L'Arabie Saoudite, le Pakistan et la Jordanie pratiquent cet étalage effronté de tentatives musclées destinées à étouffer la démocratie. Tous sont depuis longtemps des alliés des États-Unis avec qui les dirigeants respectifs ont des relations intimes et mutuellement bénéfiques. Malheureusement, les États-Unis semblent de plus engagés à soutenir des despotes dignes de confiance qui obtempèrent au lieu de traiter avec des partis démocrates représentant les désirs et les valeurs de la population.
Si Obama est sincère quand il dit vouloir traiter les Musulmans en tant que partenaires et discuter avec eux dans un respect mutuel, ses belles paroles devraient inspirer une réforme politique légitime.

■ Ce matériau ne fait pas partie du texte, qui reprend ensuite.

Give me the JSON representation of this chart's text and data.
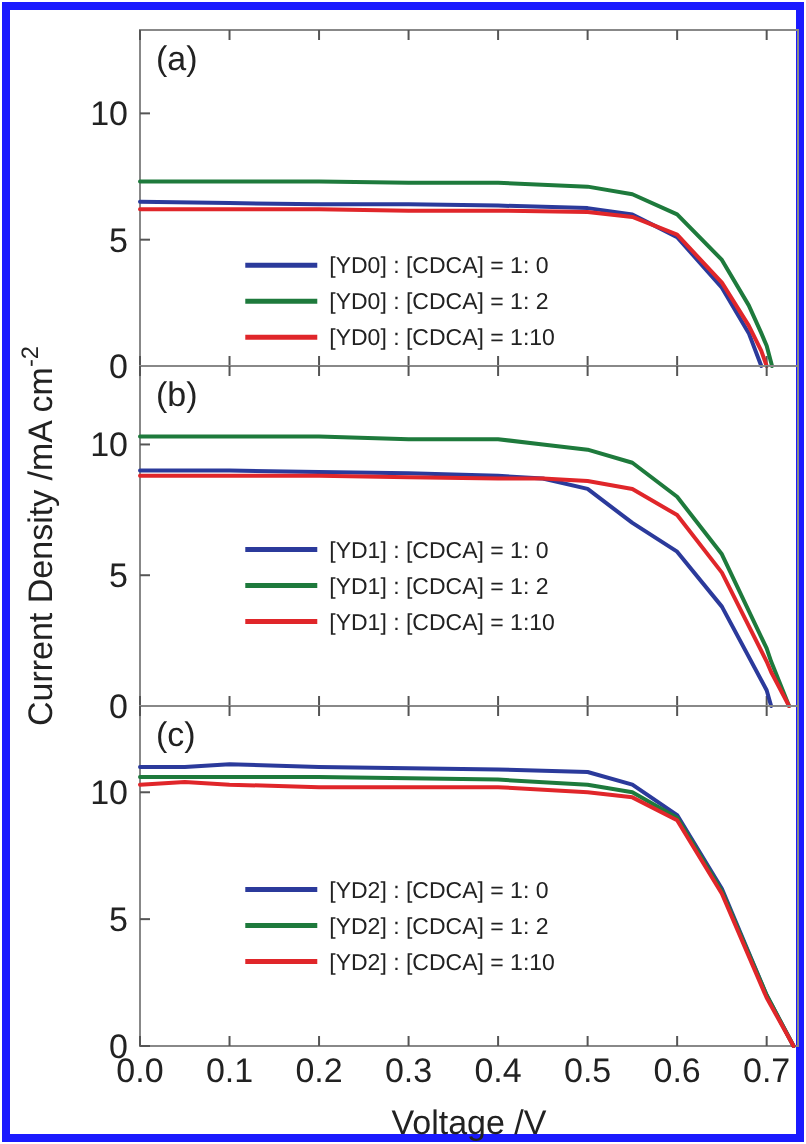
{
  "chart_data": [
    {
      "type": "line",
      "annotations": [
        "(a)"
      ],
      "x": [
        0,
        0.1,
        0.2,
        0.3,
        0.4,
        0.5,
        0.55,
        0.6,
        0.65,
        0.68,
        0.694,
        0.7,
        0.706
      ],
      "xlim": [
        0,
        0.735
      ],
      "xticks": [
        {
          "value": 0,
          "label": null
        },
        {
          "value": 0.1,
          "label": null
        },
        {
          "value": 0.2,
          "label": null
        },
        {
          "value": 0.3,
          "label": null
        },
        {
          "value": 0.4,
          "label": null
        },
        {
          "value": 0.5,
          "label": null
        },
        {
          "value": 0.6,
          "label": null
        },
        {
          "value": 0.7,
          "label": null
        }
      ],
      "ylim": [
        0,
        13.3
      ],
      "yticks": [
        0,
        5,
        10
      ],
      "tick_labels": "y",
      "legend": "bottom",
      "line_style": "solid",
      "series": [
        {
          "name": "[YD0] : [CDCA] = 1: 0",
          "color": "#2b3a9b",
          "values": [
            6.5,
            6.45,
            6.4,
            6.4,
            6.35,
            6.25,
            6.0,
            5.1,
            3.1,
            1.3,
            0,
            null,
            null
          ]
        },
        {
          "name": "[YD0] : [CDCA] = 1: 2",
          "color": "#1e7a3c",
          "values": [
            7.3,
            7.3,
            7.3,
            7.25,
            7.25,
            7.1,
            6.8,
            6.0,
            4.2,
            2.4,
            1.3,
            0.8,
            0
          ]
        },
        {
          "name": "[YD0] : [CDCA] = 1:10",
          "color": "#e0262a",
          "values": [
            6.2,
            6.2,
            6.2,
            6.15,
            6.15,
            6.1,
            5.9,
            5.2,
            3.3,
            1.6,
            0.6,
            0,
            null
          ]
        }
      ]
    },
    {
      "type": "line",
      "annotations": [
        "(b)"
      ],
      "ylabel": "Current Density /mA cm$^{-2}$",
      "x": [
        0,
        0.1,
        0.2,
        0.3,
        0.4,
        0.45,
        0.5,
        0.55,
        0.6,
        0.65,
        0.7,
        0.705,
        0.725
      ],
      "xlim": [
        0,
        0.735
      ],
      "xticks": [
        {
          "value": 0,
          "label": null
        },
        {
          "value": 0.1,
          "label": null
        },
        {
          "value": 0.2,
          "label": null
        },
        {
          "value": 0.3,
          "label": null
        },
        {
          "value": 0.4,
          "label": null
        },
        {
          "value": 0.5,
          "label": null
        },
        {
          "value": 0.6,
          "label": null
        },
        {
          "value": 0.7,
          "label": null
        }
      ],
      "ylim": [
        0,
        13
      ],
      "yticks": [
        0,
        5,
        10
      ],
      "tick_labels": "y",
      "legend": "center",
      "line_style": "solid",
      "series": [
        {
          "name": "[YD1] : [CDCA] = 1: 0",
          "color": "#2b3a9b",
          "values": [
            9.0,
            9.0,
            8.95,
            8.9,
            8.8,
            8.7,
            8.3,
            7.0,
            5.9,
            3.8,
            0.6,
            0,
            null
          ]
        },
        {
          "name": "[YD1] : [CDCA] = 1: 2",
          "color": "#1e7a3c",
          "values": [
            10.3,
            10.3,
            10.3,
            10.2,
            10.2,
            10.0,
            9.8,
            9.3,
            8.0,
            5.8,
            2.2,
            1.7,
            0
          ]
        },
        {
          "name": "[YD1] : [CDCA] = 1:10",
          "color": "#e0262a",
          "values": [
            8.8,
            8.8,
            8.8,
            8.75,
            8.7,
            8.7,
            8.6,
            8.3,
            7.3,
            5.1,
            1.7,
            1.3,
            0
          ]
        }
      ]
    },
    {
      "type": "line",
      "annotations": [
        "(c)"
      ],
      "xlabel": "Voltage /V",
      "x": [
        0,
        0.05,
        0.1,
        0.2,
        0.3,
        0.4,
        0.5,
        0.55,
        0.6,
        0.65,
        0.7,
        0.73
      ],
      "xlim": [
        0,
        0.735
      ],
      "xticks": [
        {
          "value": 0,
          "label": "0.0"
        },
        {
          "value": 0.1,
          "label": "0.1"
        },
        {
          "value": 0.2,
          "label": "0.2"
        },
        {
          "value": 0.3,
          "label": "0.3"
        },
        {
          "value": 0.4,
          "label": "0.4"
        },
        {
          "value": 0.5,
          "label": "0.5"
        },
        {
          "value": 0.6,
          "label": "0.6"
        },
        {
          "value": 0.7,
          "label": "0.7"
        }
      ],
      "ylim": [
        0,
        13.4
      ],
      "yticks": [
        0,
        5,
        10
      ],
      "legend": "center",
      "line_style": "solid",
      "series": [
        {
          "name": "[YD2] : [CDCA] = 1: 0",
          "color": "#2b3a9b",
          "values": [
            11.0,
            11.0,
            11.1,
            11.0,
            10.95,
            10.9,
            10.8,
            10.3,
            9.1,
            6.2,
            2.0,
            0
          ]
        },
        {
          "name": "[YD2] : [CDCA] = 1: 2",
          "color": "#1e7a3c",
          "values": [
            10.6,
            10.6,
            10.6,
            10.6,
            10.55,
            10.5,
            10.3,
            10.0,
            9.0,
            6.1,
            2.0,
            0
          ]
        },
        {
          "name": "[YD2] : [CDCA] = 1:10",
          "color": "#e0262a",
          "values": [
            10.3,
            10.4,
            10.3,
            10.2,
            10.2,
            10.2,
            10.0,
            9.8,
            8.9,
            6.0,
            1.9,
            0
          ]
        }
      ]
    }
  ]
}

Premièrement, il devrait profiter de cette occasion pour s’identifier aux préoccupations de la population en dénonçant les crimes odieux et la conduite oppressive et intolérante des despotes à sa solde, comme Moubarak et la famille royale d'Arabie Saoudite - pour n'en nommer que deux.
Deuxièmement, il devrait mettre en œuvre une initiative politique à long terme qui favoriserait l'émergence de partis démocratiques qui représenteraient la voix du peuple dans l’ensemble du Moyen-Orient, en particulier en Egypte, qui a été paralysée par une économie nationale défaillante et des décennies de dictature implacable.
Même si le silence honteux d’Obama sur le massacre israélien dans la bande de Gaza et ses attaques aux drones de plus en plus vaines et causant de nombreuses victimes au Pakistan ont frustré de nombreux Musulmans, ses paroles de réconciliation, de dignité et de respect continuent d'inspirer les Egyptiens et les Musulmans optimistes à l'étranger, dont la seule devise maintenant est l'espoir d’une nouvelle ère de relations différentes et éclairées des Etats-Unis avec le Moyen-Orient, qui ne dépendraient pas des dictatures et du prosternement.